Jose Marti’nin yüzüncü doğum gününün sembolik anlamının özellikle gençlik
tarafından fazlasıyla önemsendiği 1953 yılında o güne kadar adı sanı duyulmamış
bir grubun gerçekleştirdiği Moncada Kışlası baskını biraz da bu arayış
nedeniyle büyük bir önem kazandı. Adını bu baskının tarihinden alan 26 Temmuz
Hareketi siyasi olarak yeni ve yıpranmamıştı önderliği bakımından ‘insanı
afallatıyordu’*** ve kararlı eylemleriyle halkın kısa zamanda umudu haline
gelmeyi becerebilmişti.
Geçmiş mücadelelerle gelecek arasındaki bağı kurmuş,
Küba’nın özgürlük mücadelesinin siyasi ve ideolojik renklerini de yeni döneme
taşımayı başarmıştı. 1959’dan itibaren devrim hızla radikalleşirken, bu
radikalleşmenin önüne hiçbir ‘ılımlı’ siyaset çıkamadı. Sadece 26 Temmuz’un
temsil ettiği devrimcilik değil, sosyalizm de giderek alternatifsizleşmişti.
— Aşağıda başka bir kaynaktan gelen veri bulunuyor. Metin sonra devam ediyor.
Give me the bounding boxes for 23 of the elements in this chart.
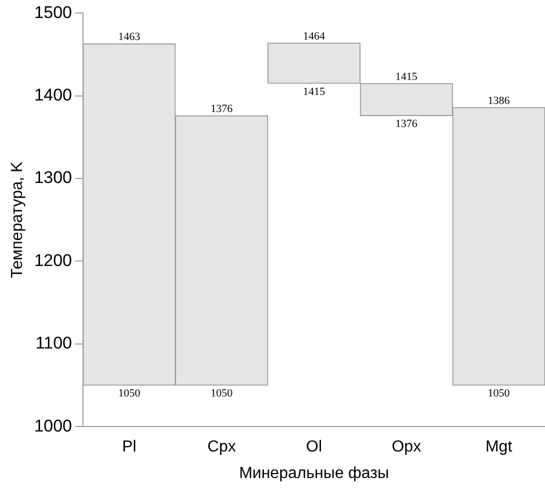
y-tick-label: 1200 — [34, 250, 72, 270]
annotation: 1386 — [488, 94, 510, 107]
annotation: 1415 — [395, 70, 418, 83]
x-tick-label: Opx — [392, 438, 422, 456]
y-axis-title: Температура, K — [9, 161, 26, 278]
y-tick-label: 1000 — [34, 416, 72, 436]
annotation: 1463 — [118, 31, 141, 44]
annotation: 1376 — [210, 103, 234, 116]
x-tick-label: Cpx — [207, 438, 236, 456]
x-tick-label: Ol — [306, 438, 322, 456]
x-tick-label: Mgt — [485, 438, 513, 456]
y-tick-label: 1300 — [34, 168, 72, 188]
annotation: 1050 — [210, 388, 234, 400]
annotation: 1050 — [118, 388, 141, 400]
x-tick-label: Pl — [122, 438, 136, 456]
y-tick-label: 1400 — [34, 86, 72, 105]
y-tick-label: 1500 — [34, 2, 72, 22]
annotation: 1050 — [488, 388, 510, 400]
annotation: 1376 — [395, 118, 418, 130]
x-axis-title: Минеральные фазы — [239, 464, 389, 482]
annotation: 1464 — [303, 30, 326, 42]
y-tick-label: 1100 — [35, 334, 72, 353]
annotation: 1415 — [303, 86, 326, 98]
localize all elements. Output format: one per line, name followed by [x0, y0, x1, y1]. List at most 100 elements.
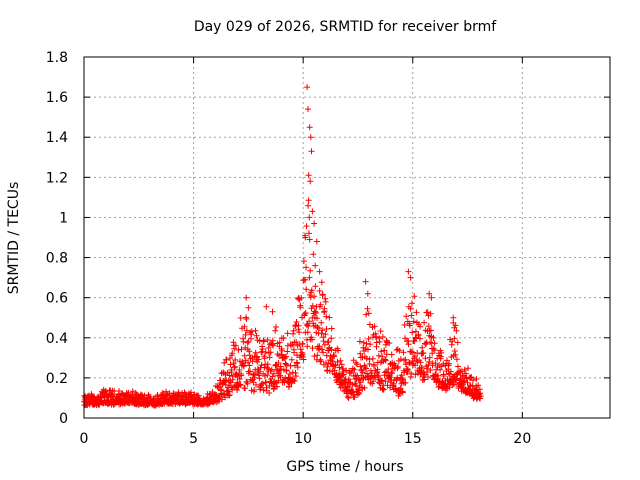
data-point [389, 370, 395, 377]
data-point [292, 322, 299, 328]
data-point [318, 358, 324, 365]
data-point [273, 324, 279, 330]
data-point [236, 366, 243, 373]
data-point [307, 134, 314, 141]
data-point [237, 315, 244, 321]
data-point [244, 339, 251, 346]
data-point [455, 363, 461, 370]
data-point [232, 342, 239, 349]
data-point [269, 373, 276, 380]
data-point [316, 268, 323, 275]
data-point [284, 348, 291, 355]
x-tick-label: 20 [513, 431, 531, 447]
data-point [280, 335, 287, 342]
data-point [293, 373, 299, 380]
data-point [435, 372, 441, 379]
data-point [250, 379, 257, 386]
data-point [365, 335, 372, 342]
data-point [382, 378, 389, 385]
data-point [256, 375, 263, 382]
data-point [221, 391, 228, 398]
data-point [328, 346, 335, 353]
data-point [379, 353, 386, 360]
data-point [293, 339, 300, 346]
data-point [424, 309, 431, 316]
data-point [267, 349, 274, 356]
data-point [393, 346, 400, 353]
data-point [401, 322, 408, 328]
data-point [451, 348, 458, 354]
data-point [377, 359, 384, 366]
data-point [223, 356, 230, 363]
data-point [430, 345, 437, 352]
data-point [328, 325, 335, 332]
data-point [241, 323, 248, 330]
data-point [238, 372, 245, 379]
data-point [405, 366, 411, 373]
data-point [425, 323, 432, 330]
data-point [306, 236, 313, 243]
data-point [411, 338, 418, 345]
data-point [406, 322, 413, 329]
data-point [473, 376, 480, 382]
grid [84, 57, 610, 418]
data-point [402, 361, 409, 368]
data-point [242, 385, 248, 392]
data-point [275, 377, 282, 384]
data-point [403, 313, 410, 320]
data-point [295, 322, 302, 329]
data-point [154, 392, 161, 398]
data-point [351, 394, 358, 401]
data-point [414, 350, 421, 356]
data-point [322, 298, 329, 305]
data-point [308, 148, 315, 155]
y-tick-labels: 0 0.2 0.4 0.6 0.8 1 1.2 1.4 1.6 1.8 [46, 50, 68, 427]
data-point [304, 84, 311, 91]
data-point [232, 356, 239, 363]
data-point [286, 383, 293, 390]
data-point [400, 349, 407, 356]
data-point [465, 365, 471, 372]
y-tick-label: 1 [59, 210, 68, 226]
data-point [230, 360, 237, 367]
data-point [443, 357, 450, 364]
data-point [318, 330, 325, 337]
data-point [361, 384, 368, 391]
data-point [373, 339, 380, 346]
data-point [425, 374, 431, 380]
data-point [305, 172, 312, 179]
data-point [451, 324, 458, 331]
data-point [226, 392, 233, 398]
data-point [303, 286, 310, 293]
data-point [253, 332, 260, 339]
data-point [270, 342, 277, 349]
data-point [409, 329, 416, 336]
data-point [306, 124, 313, 131]
data-point [314, 315, 320, 322]
data-point [366, 321, 373, 328]
data-point [306, 274, 313, 281]
data-point [243, 327, 250, 334]
data-point [454, 339, 461, 346]
data-point [320, 349, 327, 356]
data-point [334, 359, 341, 365]
data-point [310, 320, 317, 327]
data-point [320, 338, 327, 345]
data-point [363, 311, 370, 318]
data-point [305, 106, 311, 113]
data-point [242, 331, 249, 338]
data-point [252, 349, 259, 356]
data-point [311, 353, 318, 360]
data-point [293, 319, 300, 325]
data-point [295, 295, 302, 302]
data-point [312, 308, 319, 315]
data-point [296, 329, 303, 336]
data-point [300, 356, 307, 363]
data-point [219, 396, 226, 403]
data-point [351, 366, 358, 373]
data-point [397, 356, 404, 363]
data-point [367, 341, 374, 348]
data-point [228, 369, 235, 375]
data-point [344, 383, 351, 390]
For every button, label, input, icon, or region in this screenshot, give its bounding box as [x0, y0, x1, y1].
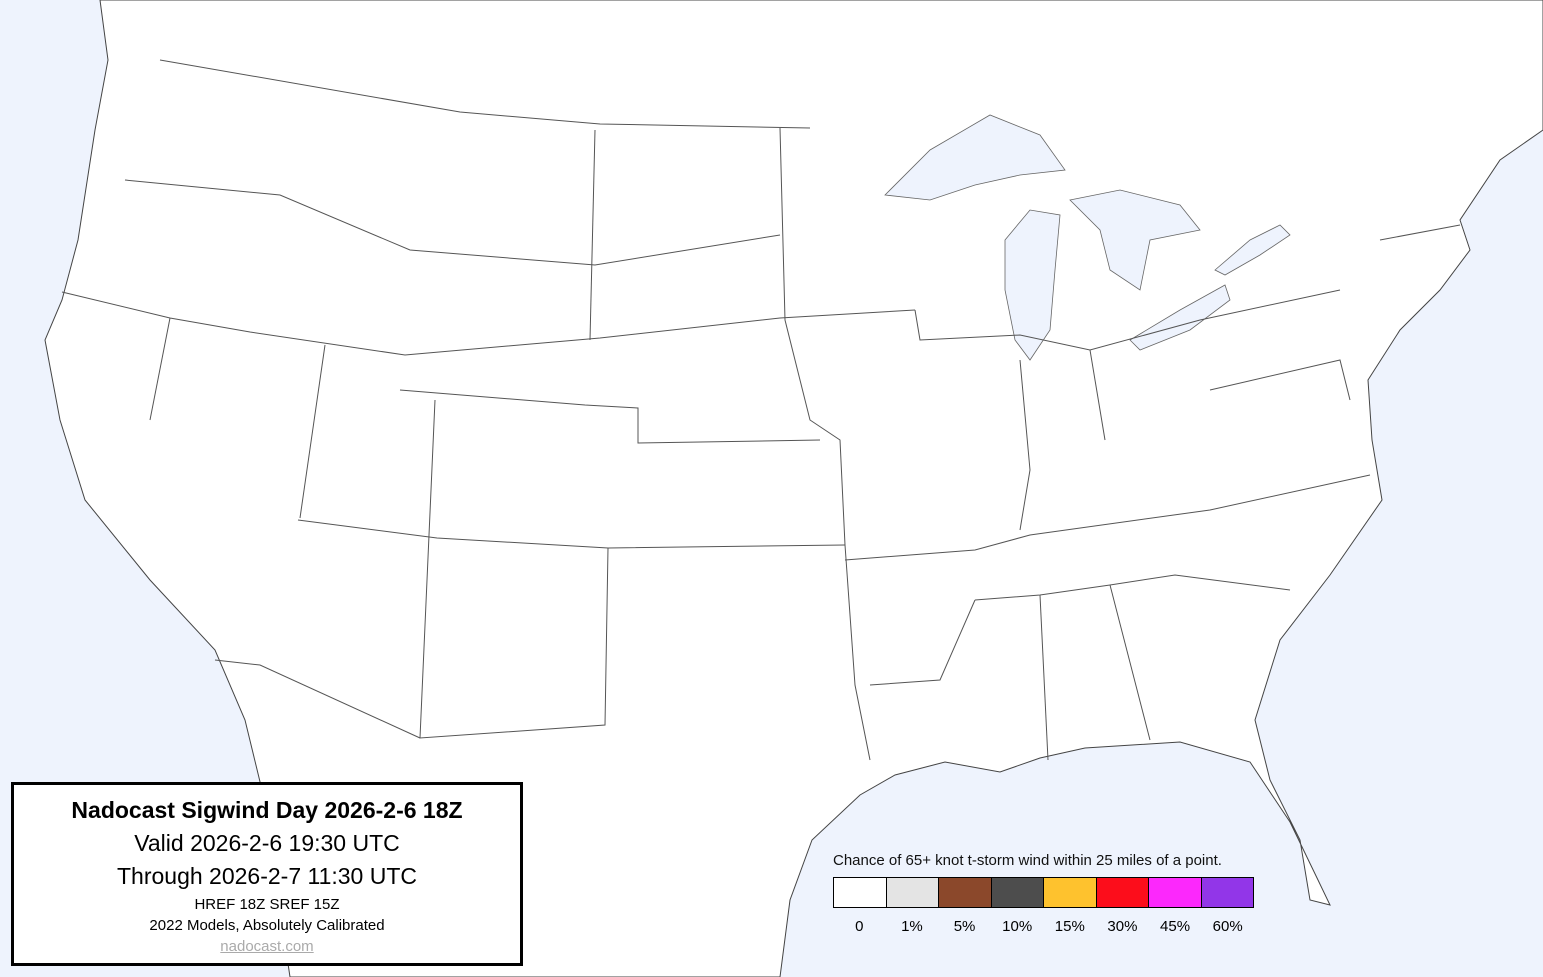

Geçmişte yaşanan bozgunların yeniden yaşanmaması için eski düzenden kesin bir
kopuş gerekiyordu. Küba halkının bağımsızlık, eşitlik ve adalet özlemlerinin
mantıki sonucuna taşınması için sosyalizm şarttı. Sosyalizm zaten uzun süredir
‘isyancı Kübalı kimliği’ ile iletişim halindeydi ve en başta Fidel olmak üzere
Devrim’in önderleri sosyalizmin halka anlatılması konusunda büyük bir beceri
sergilemişlerdi.
Devrimle birlikte, isyancı Kübalı kimliği, güçlü tarihsel
bağlarına titizlikle sahip çıkılarak, güçlü bir enternasyonalizm aşısıyla
sınıfsal ve ırkçı önyargılardan kurtarılarak giderek daha rafine bir sosyalist
kimliğe dönüştürüldü. Bu kimlik kaderlerini ellerine alan ve devrimin parlak
başarılarının altında imzası olan Kübalıların kimliğiydi. Küba Devrimi’nin
bazıları için şaşırtıcı olan dayanıklılığında bu kimliğin canlılığının,
kalıcılığının ve üretkenliğinin payı büyüktür.
ABD’nin görmek
istemediği
Amerika Birleşik Devletleri ülke halkının elinden
özgürlüğünü çaldığı 1898 yılından beri Kübalıların bütün bağımsızlıkçı çıkışlarını
sıfır ödün politikasıyla karşılamıştı. Kendi topraklarından asla ayırmadığı
Ada’nın 1959’daki büyük ‘ihanetini’ affetmedi. Küba Devrimi’ni boğma
girişimleri hemen hemen devrimin gerçekleşmesiyle eş zamanlı başladı. İlk şoku
atlattıktan sonra, o güne kadar konvansiyonel olarak başvurduğu komplo, şantaj,
tehdit, fiziki şiddet gibi yöntemlere sarıldı. Devrimden sonra getirdiği
ekonomik kısıtlamalar ve tarımsal üretimi hedef alan sabotajlarının ardından
açlığa mahkum ettiği Küba halkının, ilk işgal girişiminde kendisine kucak
açacağını düşündü. (4) Küba hesaplarını ilk kez 1961’de Domuzlar Körfezi’nde
bozdu. Küba hesapları bozdukça, ABD daha ‘derin’ analizlere girişti. Ancak
bulmak istediği standart yanıtlar vardı. Bu yanıtları aradığı için yaptığı analizler
geçerlilik kazanmadı.
Bazı gerçekleri ısrarla görmek istemedi. Görmek
istemedikleri arasında Kübalıların en başından beri kendisinin ülkedeki
varlığına karşı öfke duymaları vardı. Sonra, Küba kendinden fersah fersah büyük
işgalci güçlerin üzerine cesaretle yürümek konusunda önemli bir deneyim
biriktirmişti. Modern İspanya Ordusu’nun namluları üzerine macheteleri**** ile
yürüyen mambi savaşçılarından çok şey öğrenmişti Kübalılar.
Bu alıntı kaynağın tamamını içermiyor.